Miriam Rodriguez Martinez was shot in her home in the town of San Fernando in Tamaulipas state.
She was known for successfully investigating the kidnap and murder of her daughter by a local drug cartel, the Zetas.
The information she gave the police ensured the gang members were jailed.
But in March one of them escaped and her colleagues said she started to receive threats.
Her colleagues said she had asked for police protection but was ignored.
The Mexican human rights commission issued a statement saying it deplored her murder and called for a full investigation.
Mrs Rodriguez founded the local collective in her town for families who were victims of violence after her daughter was kidnapped in 2012.
She had managed to find her daughter's body in a clandestine grave and put her murderers in jail.
She also foiled an attempted kidnapping by the Zetas of her husband, when she chased the gang in her car, at the same time notifying the army who then managed to arrest them.

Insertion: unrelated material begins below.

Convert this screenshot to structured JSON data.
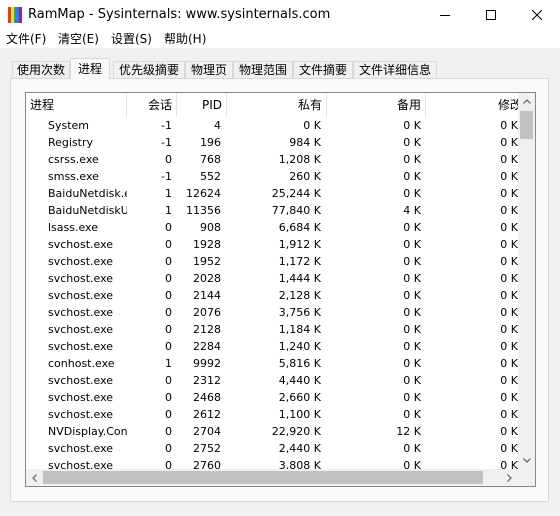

Frustrated by a lack of government help, groups of families began their own searches for people who had disappeared in their areas, taking courses in forensic anthropology, archaeology, law, buying caving equipment and becoming experts in identifying graves and bones.
There are now at least 13 of these groups across the country.
The administration of former President Felipe Calderon (2006-2012) militarised the Mexican security forces to fight the drug cartels.
In 10 years, the so-called war on drugs he launched left tens of thousands of murder victims with numbers varying widely between civic institutions and government figures.
The International Institute for Strategic Studies (IISS) issued its annual survey of armed conflict on Tuesday, saying that 23,000 people had died in Mexico in armed conflict in 2016
The Mexican government has questioned these figures.